原油価格と通貨の相関関係





原油の価格は、世界各国の需給量や政治的要因、その他さまざまな要素によって日々変動します。

原油価格の動向は、WTI原油先物価格を見るのが一般的です。

この原油価格の変動は、為替相場にどのような影響を及ぼすのでしょうか。

原油価格の米ドルへの影響

原油は主に産業用燃料として製造、輸送現場など多くの場面で必要になります。

その原油は、基軸通貨である米ドル建てで取引されているため、原油価格の変動は米ドルにも大きな影響を与えます。

一般的に、原油相場と米ドル相場は逆相関(反比例)の関係にあると言われています。

米ドル高は原油価格の下落要因、米ドル安は原油価格の上昇要因

原油安は米ドル高要因、原油高は米ドル安要因

米ドル高は、アメリカの経済にとってはマイナス要因となります。

また、NYダウはエネルギー関連株の寄与度が高いので、米ドル高・原油安となれば米国株の下落要因となり、株価にもネガティブな影響を与えます。

しかし、原油の需要が高まっている場合などには、一概にはこの逆相関関係が当てはまらない場合もあります。

原油価格の円への影響

原油安・ドル高はNYダウの下落要因となり、米国株の下落は投資家をリスク回避姿勢へと向かわせるので、「逃避先」として安全資産と言われる円が買われやすくなります。

その結果、原油安になると円高方向に進みやすくなります。

また、原油安になれば原油の輸入国である日本は、輸入コストの低下により貿易収支(輸出ー輸入)は良くなりますので、これも円高要因となります。

原油価格の資源国通貨への影響

カナダ、オーストラリア、南アフリカなどの天然資源の豊富な国の通貨を「資源国通貨」と呼びます。

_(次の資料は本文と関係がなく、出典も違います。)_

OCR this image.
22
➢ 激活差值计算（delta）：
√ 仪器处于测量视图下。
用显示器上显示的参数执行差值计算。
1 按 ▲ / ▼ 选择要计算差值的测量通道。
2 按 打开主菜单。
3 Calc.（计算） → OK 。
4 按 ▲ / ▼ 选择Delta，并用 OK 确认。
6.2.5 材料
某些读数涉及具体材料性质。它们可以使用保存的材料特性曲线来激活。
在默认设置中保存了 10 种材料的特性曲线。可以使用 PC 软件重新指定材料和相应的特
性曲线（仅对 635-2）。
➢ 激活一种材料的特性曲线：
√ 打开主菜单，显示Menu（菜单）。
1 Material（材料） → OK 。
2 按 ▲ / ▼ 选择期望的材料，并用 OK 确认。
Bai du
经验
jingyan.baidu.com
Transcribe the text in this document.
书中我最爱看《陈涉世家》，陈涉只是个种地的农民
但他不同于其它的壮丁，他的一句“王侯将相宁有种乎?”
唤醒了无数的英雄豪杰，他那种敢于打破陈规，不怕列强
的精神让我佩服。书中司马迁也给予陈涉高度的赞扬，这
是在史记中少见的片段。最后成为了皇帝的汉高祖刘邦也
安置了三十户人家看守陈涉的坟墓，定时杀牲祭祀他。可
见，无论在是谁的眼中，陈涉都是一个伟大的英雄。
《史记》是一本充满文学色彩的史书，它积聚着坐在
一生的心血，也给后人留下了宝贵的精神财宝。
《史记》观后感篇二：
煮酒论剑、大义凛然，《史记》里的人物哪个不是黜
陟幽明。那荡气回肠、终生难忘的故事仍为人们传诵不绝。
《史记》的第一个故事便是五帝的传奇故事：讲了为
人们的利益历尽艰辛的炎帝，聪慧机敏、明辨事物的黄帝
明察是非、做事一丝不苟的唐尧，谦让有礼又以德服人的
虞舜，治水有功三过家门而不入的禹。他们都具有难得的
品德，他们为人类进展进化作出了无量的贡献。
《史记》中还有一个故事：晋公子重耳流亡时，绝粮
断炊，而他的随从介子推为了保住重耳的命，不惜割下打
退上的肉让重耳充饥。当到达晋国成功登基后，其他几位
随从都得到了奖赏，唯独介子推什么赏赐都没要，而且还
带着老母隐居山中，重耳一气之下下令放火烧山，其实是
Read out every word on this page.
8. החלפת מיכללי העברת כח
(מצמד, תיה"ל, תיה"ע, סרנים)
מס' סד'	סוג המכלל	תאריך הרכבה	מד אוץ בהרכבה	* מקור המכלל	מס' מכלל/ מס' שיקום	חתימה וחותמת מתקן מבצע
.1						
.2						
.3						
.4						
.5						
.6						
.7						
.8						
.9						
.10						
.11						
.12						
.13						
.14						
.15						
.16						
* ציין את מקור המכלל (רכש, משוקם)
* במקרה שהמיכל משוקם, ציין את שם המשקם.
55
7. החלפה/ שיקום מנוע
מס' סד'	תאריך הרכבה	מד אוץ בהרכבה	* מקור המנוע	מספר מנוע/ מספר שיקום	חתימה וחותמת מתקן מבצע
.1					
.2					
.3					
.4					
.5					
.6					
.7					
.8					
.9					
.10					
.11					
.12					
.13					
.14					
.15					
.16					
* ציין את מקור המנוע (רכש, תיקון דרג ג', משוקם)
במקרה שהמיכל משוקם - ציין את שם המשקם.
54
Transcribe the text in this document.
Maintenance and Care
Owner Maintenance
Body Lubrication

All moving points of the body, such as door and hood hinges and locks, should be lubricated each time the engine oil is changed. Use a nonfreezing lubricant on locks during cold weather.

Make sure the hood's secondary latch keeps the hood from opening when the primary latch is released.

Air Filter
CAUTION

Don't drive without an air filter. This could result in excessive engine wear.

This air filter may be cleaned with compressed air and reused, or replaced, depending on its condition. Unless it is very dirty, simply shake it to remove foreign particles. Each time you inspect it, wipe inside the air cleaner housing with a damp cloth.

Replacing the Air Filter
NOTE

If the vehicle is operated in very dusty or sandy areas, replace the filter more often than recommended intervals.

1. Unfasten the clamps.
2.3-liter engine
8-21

資源国通貨の相場と原油相場は正の相関関係にあることが多く、資源国通貨にとって原油価格の上昇は プラス材料、原油価格の下落はマイナス材料となります。

OPECとは

OPECとは、石油輸出国機構(Organization of the Petroleum Exporting Countries)の略称で、石油の価格維持や生産調整などを目的として結成された国際機構です。

現在の加盟国は12カ国で、定期的に総会を開いて、加盟国の原油の生産量を調整しています。

OPEC加盟国が世界の原油の半分以上を生産していますので、OPEC総会での発言が、為替相場に影響を与えることがあります。